人と魔物
「旦那、着キマシタぜ」
森の中の少し開いた場所、オークの案内により俺達は「オークの村」に辿り着いた。
村、といっても木で建てられた家が数件点在しているだけ…村人らしき人物は見当たらず、ただ乾いた風が寂しく俺達を出迎えてくれた。
「…思っていたより酷いな」
「珍しい光景ではない、今やこの大陸の大半はこんな有様だ」
オーウィンが呟く。そういえばこいつ元々は飛べるんだよな、その時に色々見てきたのかもしれない。
「二、人間…?」
その時、一軒の建物から髭を生やした老いたオークが姿を現した。俺達、というよりも俺を見てかなり驚いているようだ。
「何故、人間ガ村二…」
「爺サマ、俺達ガ連レテキタ」
「何?オ前達、ヨリニヨッテ人間ヲ村二招キ入レルトハ…」
どうやら、あの老オークは人間に良い感情を抱いていないようだ。
「爺サマ聞イテクレ!旦那ハ悪イ方ジャネェ」
「腹ヲ空カセタ俺達二食事ヲ分ケテクレタ」
他のオークが老オークの説得を始める。そんな彼らのやり取りを遠くから眺めつつ、先程から気になっていた老オークの反応…この世界の人間について他の4人に聞いてみた。
「なぁ、今も人間と他の種族って関係悪いのか?」
以前、人と魔物の間に戦争があったのは聞いている。それから関係の改善などの動きは無かったのだろうか?
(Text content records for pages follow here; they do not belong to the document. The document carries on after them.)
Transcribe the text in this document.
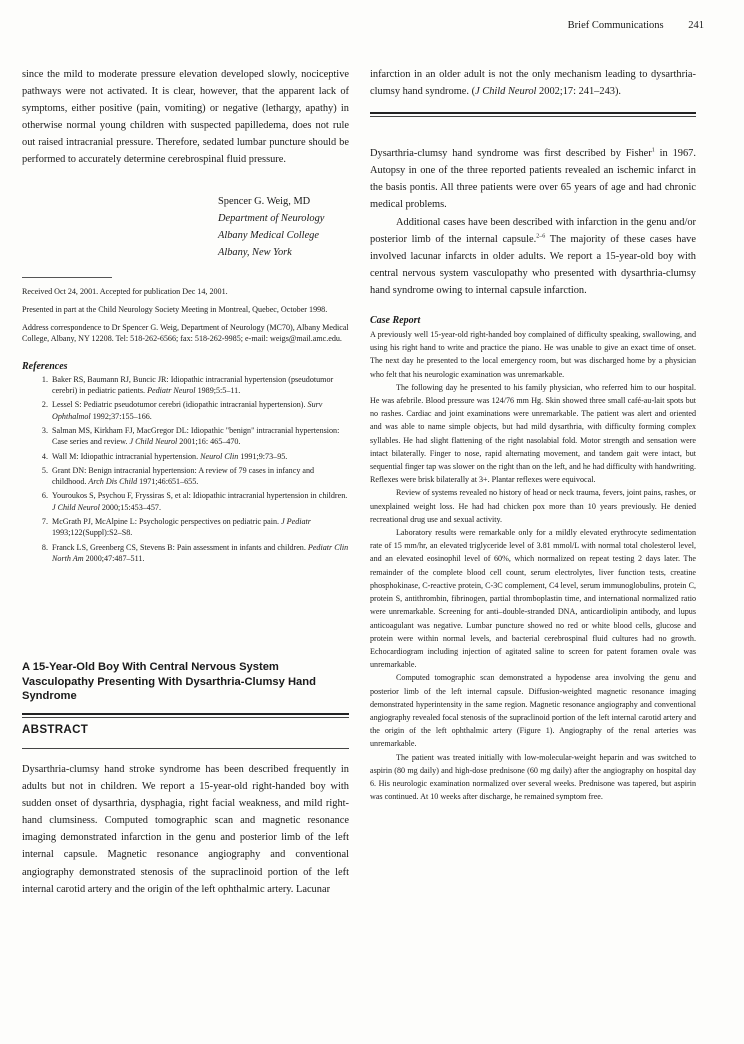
Brief Communications 241

since the mild to moderate pressure elevation developed slowly, nociceptive pathways were not activated. It is clear, however, that the apparent lack of symptoms, either positive (pain, vomiting) or negative (lethargy, apathy) in otherwise normal young children with suspected papilledema, does not rule out raised intracranial pressure. Therefore, sedated lumbar puncture should be performed to accurately determine cerebrospinal fluid pressure.

Spencer G. Weig, MD
Department of Neurology
Albany Medical College
Albany, New York

Received Oct 24, 2001. Accepted for publication Dec 14, 2001.

Presented in part at the Child Neurology Society Meeting in Montreal, Quebec, October 1998.

Address correspondence to Dr Spencer G. Weig, Department of Neurology (MC70), Albany Medical College, Albany, NY 12208. Tel: 518-262-6566; fax: 518-262-9985; e-mail: weigs@mail.amc.edu.

References
1. Baker RS, Baumann RJ, Buncic JR: Idiopathic intracranial hypertension (pseudotumor cerebri) in pediatric patients. Pediatr Neurol 1989;5:5–11.
2. Lessel S: Pediatric pseudotumor cerebri (idiopathic intracranial hypertension). Surv Ophthalmol 1992;37:155–166.
3. Salman MS, Kirkham FJ, MacGregor DL: Idiopathic "benign" intracranial hypertension: Case series and review. J Child Neurol 2001;16: 465–470.
4. Wall M: Idiopathic intracranial hypertension. Neurol Clin 1991;9:73–95.
5. Grant DN: Benign intracranial hypertension: A review of 79 cases in infancy and childhood. Arch Dis Child 1971;46:651–655.
6. Youroukos S, Psychou F, Fryssiras S, et al: Idiopathic intracranial hypertension in children. J Child Neurol 2000;15:453–457.
7. McGrath PJ, McAlpine L: Psychologic perspectives on pediatric pain. J Pediatr 1993;122(Suppl):S2–S8.
8. Franck LS, Greenberg CS, Stevens B: Pain assessment in infants and children. Pediatr Clin North Am 2000;47:487–511.
A 15-Year-Old Boy With Central Nervous System Vasculopathy Presenting With Dysarthria-Clumsy Hand Syndrome
ABSTRACT

Dysarthria-clumsy hand stroke syndrome has been described frequently in adults but not in children. We report a 15-year-old right-handed boy with sudden onset of dysarthria, dysphagia, right facial weakness, and mild right-hand clumsiness. Computed tomographic scan and magnetic resonance imaging demonstrated infarction in the genu and posterior limb of the left internal capsule. Magnetic resonance angiography and conventional angiography demonstrated stenosis of the supraclinoid portion of the left internal carotid artery and the origin of the left ophthalmic artery. Lacunar

infarction in an older adult is not the only mechanism leading to dysarthria-clumsy hand syndrome. (J Child Neurol 2002;17: 241–243).

Dysarthria-clumsy hand syndrome was first described by Fisher$^1$ in 1967. Autopsy in one of the three reported patients revealed an ischemic infarct in the basis pontis. All three patients were over 65 years of age and had chronic medical problems.

Additional cases have been described with infarction in the genu and/or posterior limb of the internal capsule.$^{2-6}$ The majority of these cases have involved lacunar infarcts in older adults. We report a 15-year-old boy with central nervous system vasculopathy who presented with dysarthria-clumsy hand syndrome owing to internal capsule infarction.

Case Report

A previously well 15-year-old right-handed boy complained of difficulty speaking, swallowing, and using his right hand to write and practice the piano. He was unable to give an exact time of onset. The next day he presented to the local emergency room, but was discharged home by a physician who felt that his neurologic examination was unremarkable.

The following day he presented to his family physician, who referred him to our hospital. He was afebrile. Blood pressure was 124/76 mm Hg. Skin showed three small café-au-lait spots but no rashes. Cardiac and joint examinations were unremarkable. The patient was alert and oriented and was able to name simple objects, but had mild dysarthria, with difficulty forming complex syllables. He had slight flattening of the right nasolabial fold. Motor strength and sensation were intact bilaterally. Finger to nose, rapid alternating movement, and tandem gait were intact, but sequential finger tap was slower on the right than on the left, and he had difficulty with handwriting. Reflexes were brisk bilaterally at 3+. Plantar reflexes were equivocal.

Review of systems revealed no history of head or neck trauma, fevers, joint pains, rashes, or unexplained weight loss. He had had chicken pox more than 10 years previously. He denied recreational drug use and sexual activity.

Laboratory results were remarkable only for a mildly elevated erythrocyte sedimentation rate of 15 mm/hr, an elevated triglyceride level of 3.81 mmol/L with normal total cholesterol level, and an elevated eosinophil level of 60%, which normalized on repeat testing 2 days later. The remainder of the complete blood cell count, serum electrolytes, liver function tests, creatine phosphokinase, C-reactive protein, C-3C complement, C4 level, serum immunoglobulins, protein C, protein S, antithrombin, fibrinogen, partial thromboplastin time, and international normalized ratio were unremarkable. Screening for anti–double-stranded DNA, anticardiolipin antibody, and lupus anticoagulant was negative. Lumbar puncture showed no red or white blood cells, glucose and protein were within normal levels, and bacterial cerebrospinal fluid cultures had no growth. Echocardiogram including injection of agitated saline to screen for patent foramen ovale was unremarkable.

Computed tomographic scan demonstrated a hypodense area involving the genu and posterior limb of the left internal capsule. Diffusion-weighted magnetic resonance imaging demonstrated hyperintensity in the same region. Magnetic resonance angiography and conventional angiography revealed focal stenosis of the supraclinoid portion of the left internal carotid artery and the origin of the left ophthalmic artery (Figure 1). Angiography of the renal arteries was unremarkable.

The patient was treated initially with low-molecular-weight heparin and was switched to aspirin (80 mg daily) and high-dose prednisone (60 mg daily) after the angiography on hospital day 6. His neurologic examination normalized over several weeks. Prednisone was tapered, but aspirin was continued. At 10 weeks after discharge, he remained symptom free.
『…多くの被害が出たからね、それどころではないのだろう』
スミスさんが言うには、その戦争で魔物の数は激減…種を残そうにもこの衰退した環境ではそれもままならず、中にはあとは滅ぶのを待つのみという魔族もいるらしい。おそらくそれは人間側も同じではないか、とのことだった。今は衝突こそ無いもののそういった苦しみから憎しみを抱く者は少なくない、と教えてくれた。
思い返せばスィアやオーウィンも初対面はあまり良いとは言えない感じだったな。今は二人とも仲良くやっている…今は当たり前のその関係が何だか凄く嬉しい。
「何ニヤニヤしてるのよ気持ち悪い」
俺の視線に気付いたスィアが頭の上に飛んできてぺしぺし叩き始めた。あまり痛くもないので特に止めることはしない。
「いや、こうしてみると変な集まりだなって思っただけだよ」
「たしかに変わっているわね、竜まで仲間…ていうより餌付けしてるし」
スィアの言葉にオーウィンがムッとした表情になる。
「あぁそうだな、精霊が人間にこう…」
何かを言おうとしたオーウィンの口をスィアが氷で塞いだ。
「このアホ竜!アンタ今何言おうとしたのよ?」
オーウィンも口の中に熱気を溜め自分の口を塞いでいた氷を溶かす。
「…何をする、たかが精霊ごときが調子に乗るなよ」
互いに睨みあう両者をなだめていると、オーク達が説得から戻って来た。
「旦那、俺ノ家二来テ下セェ」
「あの爺さんは納得したのか?」
見ると老オークは建物の中に戻っていた。オークはバツが悪そうに頭を掻くと、
「爺サマハ「勝手二シロ」ト…」
まぁそう簡単にはいかないよな、とりあえず村へ入るのは許可されたようなので案内されたオークの家に向かった。